I am trying to work with a multi-dimensional array in MSVS2010 console application, and I need to access members of a 2D array. I instantiate the array as
Thing::Thing(int _n){
// size of the array
this.m = _n;
thing = new int*[m];
for(int ii = 0; ii < m; ii++){
thing[ii] = new int[m];
}
}
this is working fine. though when I go to do a operator=, or operator== that both use the similar structure of:
Thing& Thing::operator=(const Thing & _thing){
for(int ii = 0; ii < m; ii++){
for(int jj = 0; jj < m; jj++){
thing[ii][jj] = _thing[ii][jj]; //error thrown on this line
}
}
return *this;
}
this throws 2 errors
binary "[": 'const Thing' does not define this operator or a conversion to a type acceptable to the predefined operator
IntelliSense: no operator"[]" matches these operands
this doesn't make sense as it is an array of type int, and the "[]" operators have not been altered not to mention that error highlighting only puts it under:
_thing[ii][jj];
I can kinda live without the assignment operator, but I need the comparison operator to have functionality.
You should do: thing[ii][jj] = _thing.thing[ii][jj]; in your assignment loop.
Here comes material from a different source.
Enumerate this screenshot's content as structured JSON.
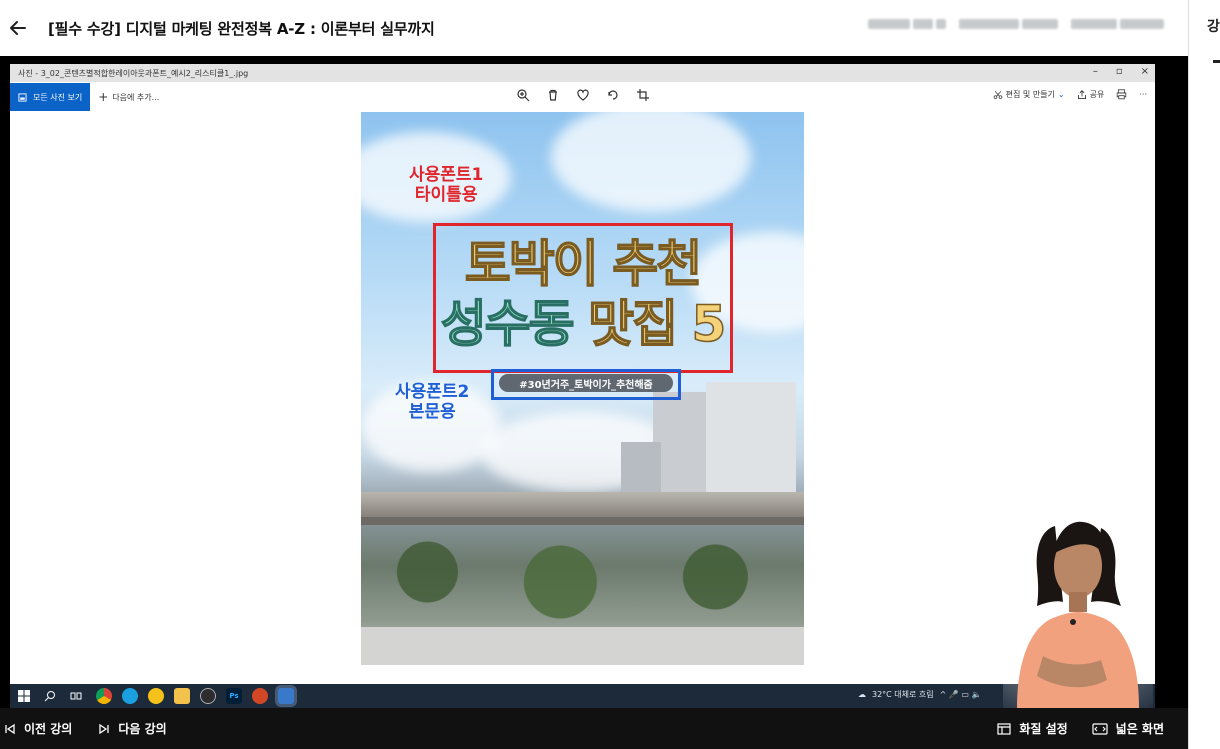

And you should also check if the array sizes for both (this and _thing) are the same: it may give a crash otherwise.
You get an error because you are trying to use operator[] (indexing operator) on an object class Thing, not on its internal array. If you want to use the Thing class like an array you should define an indexing operator for it e.g.:
int* Thing::operator[](int idx)
{
return thing[idx];
}
I think you've got your "thing"-s confused. Since:
Thing& Thing::operator=(const Thing & _thing)
you probably want to have:
thing[ii][jj] = _thing.thing[ii][jj];
_thing is the Thing object
_thing.thing is the multidimensional array
Thing is the class, thing is the member, thing the parameter... and you forgot that if you want to access the member in the operator= call then you should use _thing.thing.
Your naming choice is quite bad, so bad that it even confused yourself while you were writing the code (and if it was easy for you to make a mistake now try to imagine how much easier would be for someone else to get confused by this code or even for you in a few months from now).
What about calling for example the class Array instead, the member data and the parameter other? I also would suggest avoiding having leading underscores in names, they are ugly and dangerous at the same time (do you know all the C++ rules about where you can put underscores in names and how many of them you are allowed to use?).
When designing a class or a function you have many things to consider and the class name or the function name is important but is one of the many factors. But for a data member or a variable you only have to choose the type and the name and both of them are most important choices.
So please take the habit of thinking carefully to names, especially of variables. The relative importance is tremendous for them. Variables and data members are just names... the name is actually the only reason for which in programming we like to use variables (the computer instead only uses numeric addresses and is perfectly happy with them).
About the class design you probably would also like defining operator[](int)...
int *operator[](int index) { return data[index]; }
By doing this you will be able to write code like
Array a(m);
a[0][0] = 42;
without the need to explicitly refer to data (and, by the way, this addition would also make your original code working... but still fix the names!!).